In Großbritannien erblickt das Baby von Prinz William und Herzogin Cate die Welt. Der sabbernde, lallende und in die Windeln kackende Säugling steht in der Thronfolge automatisch über Prinz Harry.

Das russische Parlament beschließt einstimmig mit 436 Stimmen (darunter die 92 Abgeordneten der völlig verkommenden „Kommunistischen“ Partei) ein Gesetz, welches „Propaganda von nicht-traditionellen sexuellen Beziehungen gegenüber Minderjährigen“ unter Strafe stellt. Obwohl es homosexuelle und andere nicht-hetereosexuelle Beziehungsformen in Russland – wie überall anders auch – schon ziemlich lange gibt (als „traditionell“) richtet sich das reaktionäre Gesetz klar gegen die Rechte von LGBT.

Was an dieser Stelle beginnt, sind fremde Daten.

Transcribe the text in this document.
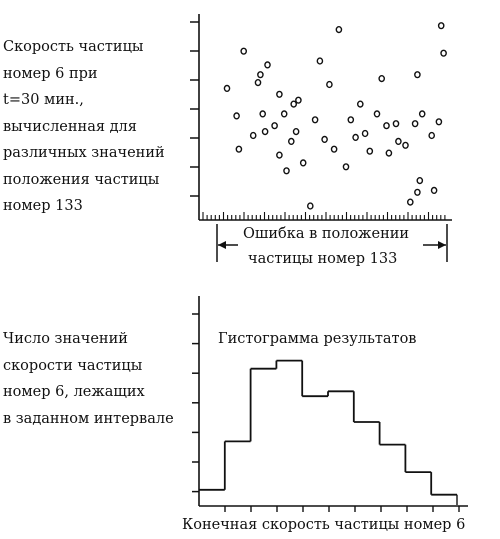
Скорость частицы
номер 6 при
t=30 мин.,
вычисленная для
различных значений
положения частицы
номер 133
Ошибка в положении
частицы номер 133
Число значений
скорости частицы
номер 6, лежащих
в заданном интервале
Гистограмма результатов
Конечная скорость частицы номер 6
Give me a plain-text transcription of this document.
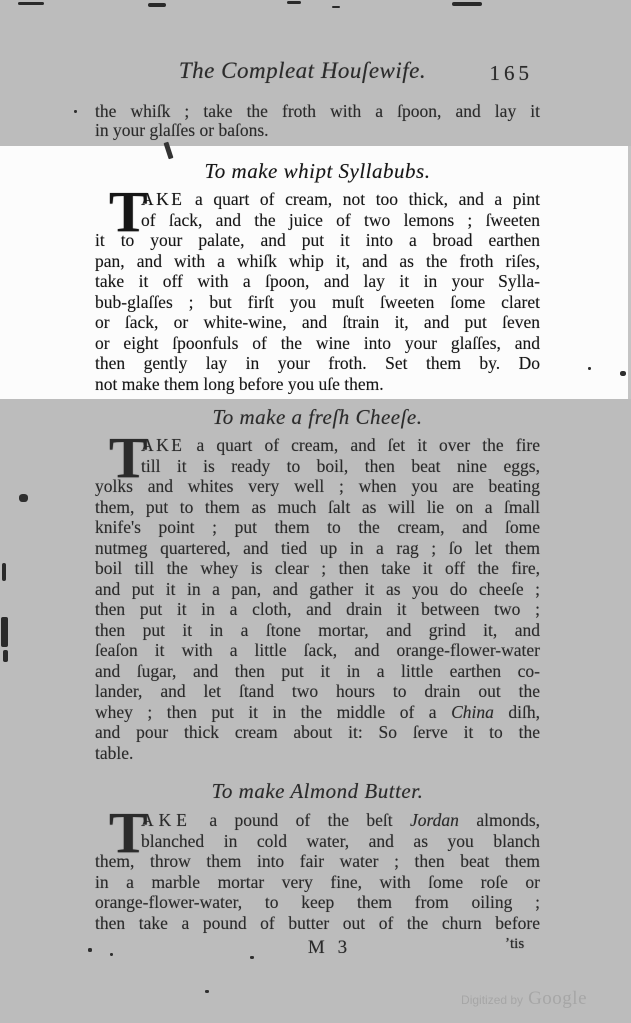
The Compleat Houſewife.	165
the whiſk ; take the froth with a ſpoon, and lay it
in your glaſſes or baſons.
To make whipt Syllabubs.
T
AKE a quart of cream, not too thick, and a pint
of ſack, and the juice of two lemons ; ſweeten
it to your palate, and put it into a broad earthen
pan, and with a whiſk whip it, and as the froth riſes,
take it off with a ſpoon, and lay it in your Sylla-
bub-glaſſes ; but firſt you muſt ſweeten ſome claret
or ſack, or white-wine, and ſtrain it, and put ſeven
or eight ſpoonfuls of the wine into your glaſſes, and
then gently lay in your froth. Set them by. Do
not make them long before you uſe them.
To make a freſh Cheeſe.
T
AKE a quart of cream, and ſet it over the fire
till it is ready to boil, then beat nine eggs,
yolks and whites very well ; when you are beating
them, put to them as much ſalt as will lie on a ſmall
knife's point ; put them to the cream, and ſome
nutmeg quartered, and tied up in a rag ; ſo let them
boil till the whey is clear ; then take it off the fire,
and put it in a pan, and gather it as you do cheeſe ;
then put it in a cloth, and drain it between two ;
then put it in a ſtone mortar, and grind it, and
ſeaſon it with a little ſack, and orange-flower-water
and ſugar, and then put it in a little earthen co-
lander, and let ſtand two hours to drain out the
whey ; then put it in the middle of a China diſh,
and pour thick cream about it: So ſerve it to the
table.
To make Almond Butter.
T
AKE a pound of the beſt Jordan almonds,
blanched in cold water, and as you blanch
them, throw them into fair water ; then beat them
in a marble mortar very fine, with ſome roſe or
orange-flower-water, to keep them from oiling ;
then take a pound of butter out of the churn before
M 3	ʼtis
Digitized by Google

In Österreich wird ein 14-jähriger in der Untersuchungshaft brutal vergewaltigt. Justizministerin Karl (ÖVP) gibt sich als echte Expertin und meint im Fernsehinterview zynisch: „Wir sprechen hier von Jugendlichen, die eine schwere Straftat begangen haben.“

 

Juli

In Ägypten wird die Regierung von Mohamed Mursi durch das Militär abgesetzt. Dem zuvor ging zwar eine beachtliche Massenbewegung (die BBC sprach unter anderem von der größten Demonstration der Menschheitsgeschichte), in den folgenden Monaten gelingt es den alten Eliten allerdings, schrittweise wieder alle Macht an sich zu reißen. Repression gibt es nun sowohl gegen Unterstützer_innen als auch gegen Gegner_innen von Mursi.

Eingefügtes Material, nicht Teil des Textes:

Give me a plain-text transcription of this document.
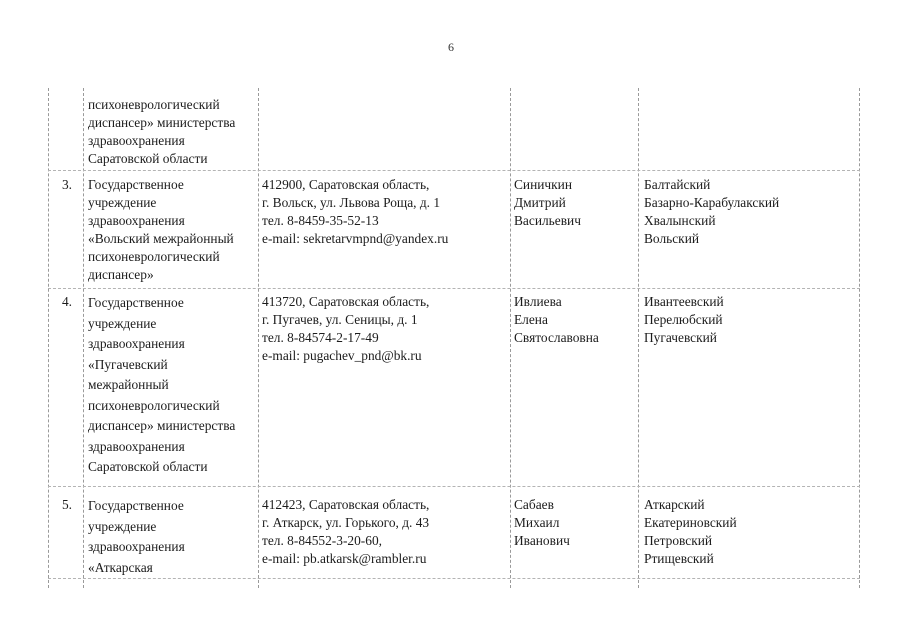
6
психоневрологический
диспансер» министерства
здравоохранения
Саратовской области
3. Государственное
учреждение
здравоохранения
«Вольский межрайонный
психоневрологический
диспансер»
412900, Саратовская область,
г. Вольск, ул. Львова Роща, д. 1
тел. 8-8459-35-52-13
e-mail: sekretarvmpnd@yandex.ru
Синичкин
Дмитрий
Васильевич
Балтайский
Базарно-Карабулакский
Хвалынский
Вольский
4. Государственное
учреждение
здравоохранения
«Пугачевский
межрайонный
психоневрологический
диспансер» министерства
здравоохранения
Саратовской области
413720, Саратовская область,
г. Пугачев, ул. Сеницы, д. 1
тел. 8-84574-2-17-49
e-mail: pugachev_pnd@bk.ru
Ивлиева
Елена
Святославовна
Ивантеевский
Перелюбский
Пугачевский
5. Государственное
учреждение
здравоохранения
«Аткарская
412423, Саратовская область,
г. Аткарск, ул. Горького, д. 43
тел. 8-84552-3-20-60,
e-mail: pb.atkarsk@rambler.ru
Сабаев
Михаил
Иванович
Аткарский
Екатериновский
Петровский
Ртищевский
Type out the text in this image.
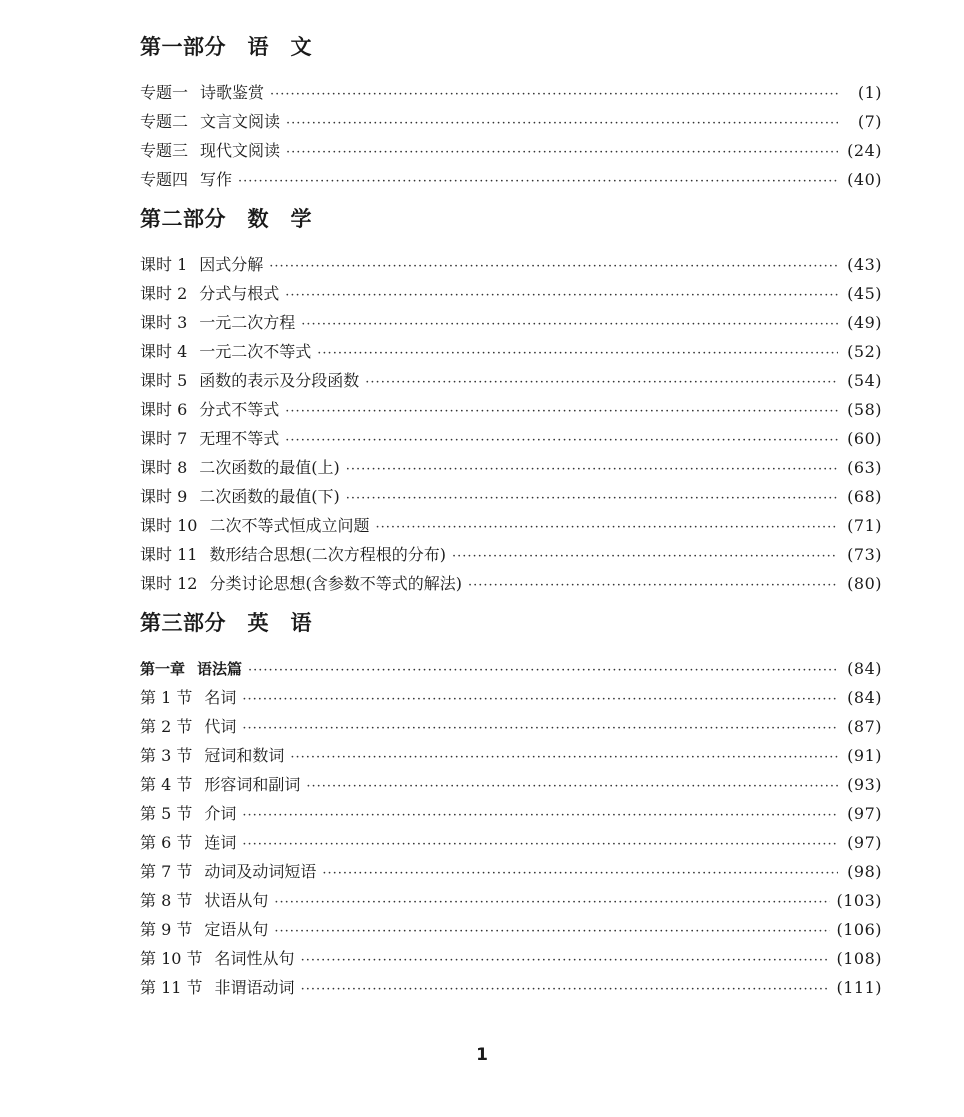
第一部分　语　文
专题一 诗歌鉴赏 ·····	(1)
专题二 文言文阅读 ·····	(7)
专题三 现代文阅读 ·····	(24)
专题四 写作 ·····	(40)
第二部分　数　学
课时 1 因式分解 ·····	(43)
课时 2 分式与根式 ·····	(45)
课时 3 一元二次方程 ·····	(49)
课时 4 一元二次不等式 ·····	(52)
课时 5 函数的表示及分段函数 ·····	(54)
课时 6 分式不等式 ·····	(58)
课时 7 无理不等式 ·····	(60)
课时 8 二次函数的最值(上) ·····	(63)
课时 9 二次函数的最值(下) ·····	(68)
课时 10 二次不等式恒成立问题 ·····	(71)
课时 11 数形结合思想(二次方程根的分布) ·····	(73)
课时 12 分类讨论思想(含参数不等式的解法) ·····	(80)
第三部分　英　语
第一章 语法篇 ·····	(84)
第 1 节 名词 ·····	(84)
第 2 节 代词 ·····	(87)
第 3 节 冠词和数词 ·····	(91)
第 4 节 形容词和副词 ·····	(93)
第 5 节 介词 ·····	(97)
第 6 节 连词 ·····	(97)
第 7 节 动词及动词短语 ·····	(98)
第 8 节 状语从句 ·····	(103)
第 9 节 定语从句 ·····	(106)
第 10 节 名词性从句 ·····	(108)
第 11 节 非谓语动词 ·····	(111)
1
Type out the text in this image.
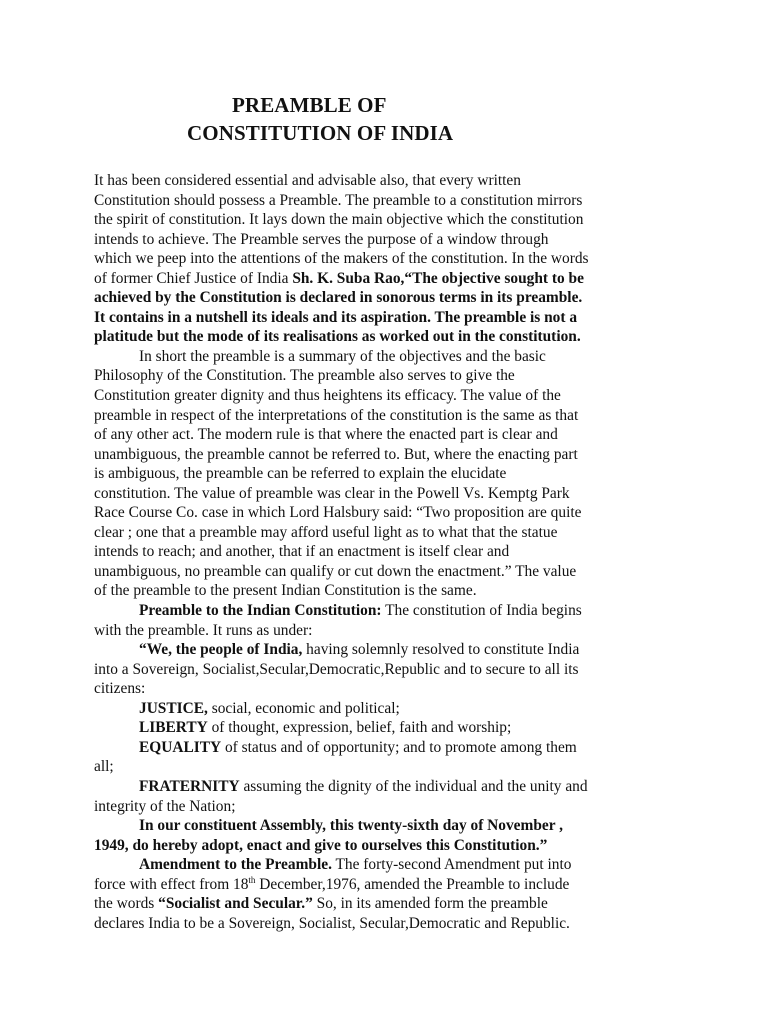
PREAMBLE OF
CONSTITUTION OF INDIA

It has been considered essential and advisable also, that every written
Constitution should possess a Preamble. The preamble to a constitution mirrors
the spirit of constitution. It lays down the main objective which the constitution
intends to achieve. The Preamble serves the purpose of a window through
which we peep into the attentions of the makers of the constitution. In the words
of former Chief Justice of India Sh. K. Suba Rao,“The objective sought to be
achieved by the Constitution is declared in sonorous terms in its preamble.
It contains in a nutshell its ideals and its aspiration. The preamble is not a
platitude but the mode of its realisations as worked out in the constitution.

In short the preamble is a summary of the objectives and the basic
Philosophy of the Constitution. The preamble also serves to give the
Constitution greater dignity and thus heightens its efficacy. The value of the
preamble in respect of the interpretations of the constitution is the same as that
of any other act. The modern rule is that where the enacted part is clear and
unambiguous, the preamble cannot be referred to. But, where the enacting part
is ambiguous, the preamble can be referred to explain the elucidate
constitution. The value of preamble was clear in the Powell Vs. Kemptg Park
Race Course Co. case in which Lord Halsbury said: “Two proposition are quite
clear ; one that a preamble may afford useful light as to what that the statue
intends to reach; and another, that if an enactment is itself clear and
unambiguous, no preamble can qualify or cut down the enactment.” The value
of the preamble to the present Indian Constitution is the same.

Preamble to the Indian Constitution: The constitution of India begins
with the preamble. It runs as under:

“We, the people of India, having solemnly resolved to constitute India
into a Sovereign, Socialist,Secular,Democratic,Republic and to secure to all its
citizens:

JUSTICE, social, economic and political;

LIBERTY of thought, expression, belief, faith and worship;

EQUALITY of status and of opportunity; and to promote among them
all;

FRATERNITY assuming the dignity of the individual and the unity and
integrity of the Nation;

In our constituent Assembly, this twenty-sixth day of November ,
1949, do hereby adopt, enact and give to ourselves this Constitution.”

Amendment to the Preamble. The forty-second Amendment put into
force with effect from 18th December,1976, amended the Preamble to include
the words “Socialist and Secular.” So, in its amended form the preamble
declares India to be a Sovereign, Socialist, Secular,Democratic and Republic.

Auf die verheerenden Hochwasser im Juni folgt einer der heißestes Sommer seit Beginn der Wetteraufzeichnungen. Seriöse Forscher_innen sind sich einig, dass solche extremen Wetterlagen in den nächsten Jahrzehnten massiv zunehmen werden. Andere glauben noch immer, dass der Klimawandel nichts mit kapitalistischen Wirtschaftssystem zu tun hat.

 

August

Laut einem Bericht des „Guardian“ sind bei den Bauarbeiten für die Männerfußball-WM 2022 in Katar allein zwischen dem 4. Juni und dem 8. August 44 nepalesische Arbeiter ums Leben gekommen. Die Weltfußballorganisation FIFA, die für die fragwürdige Vergabe des Events an den Mini-Wüstenstaat Katar zuständig ist, wäscht ihre Hände in Unschuld, zeigt sich allerdings „besorgt“.

 

September

Bei den Wahlen in Deutschland macht die Superreichen-Partei FDP, die zuletzt durch immer absurdere neoliberale Vorschläge aufgefallen war, ihrem inoffiziellen Namen (Fast Drei Prozent) alle Ehre und versäumt den Einzug in den Bundestag. Eine Woche später schaffen hingegen die von einem Duracel-Hasen geführten neoliberalen „NEOS“ den Sprung in das österreichische Parlament. Womit wieder einmal bewiesen wäre, dass in Österreich alles ein bisschen länger dauert.

 

Oktober

Vor der italienischen Insel Lampedusa kommt es zu einem der schwersten Unglücke eines mit afrikanischen Flüchtenden besetzten Bootes. Schätzungsweise 390 Menschen ertrinken beim Versuch, die Festung Europa zu überwinden. Gegen die Überlebenden hat die italienische Staatsanwaltschaft pflichtbewusst ein Ermittlungsverfahren wegen illegaler Einwanderung eingeleitet.

 

November

Im selben Monat, indem ein verheerender Taifun auf den Philippinen über vier Millionen Menschen obdachlos macht, treffen sich die Herrschenden der Welt in Warschau wieder einmal zur UN-Kimakonferenz. Und wieder einmal kommt dabei nichts heraus, weil jeder Staat „seine“ Konzerne schützen will. Die Klimakonferenz 2012 fand übrigens in Katar statt, dem Land mit dem weltweit höchsten CO²Ausstoß pro Kopf.

 

Dezember

Der Online-Versand Amazon stellt ein Video online, mit dem angeblich gezeigt werden soll, dass man in den USA bald Drohnen für die Zustellung von Paketen einsetzen wolle. Natürlich fallen sämtliche Medien auf den Marketingtrick rein. In Deutschland setzt Amazon einstweilen lieber auf Securityfirmen mit zahlreichen Verbindungen zur rechtsextremen Szene, wie eine Reportage des ARD im Februar aufdeckte. Im Logistikzentrum in Bad Hersfeld schikanierten diese dann die mehr als 2000, aus armen Regionen Europas stammenden, Leiharbeiter_innen, die dort unter Bedingungen „moderner Sklavenarbeit“ (ARD) beschäftigt waren.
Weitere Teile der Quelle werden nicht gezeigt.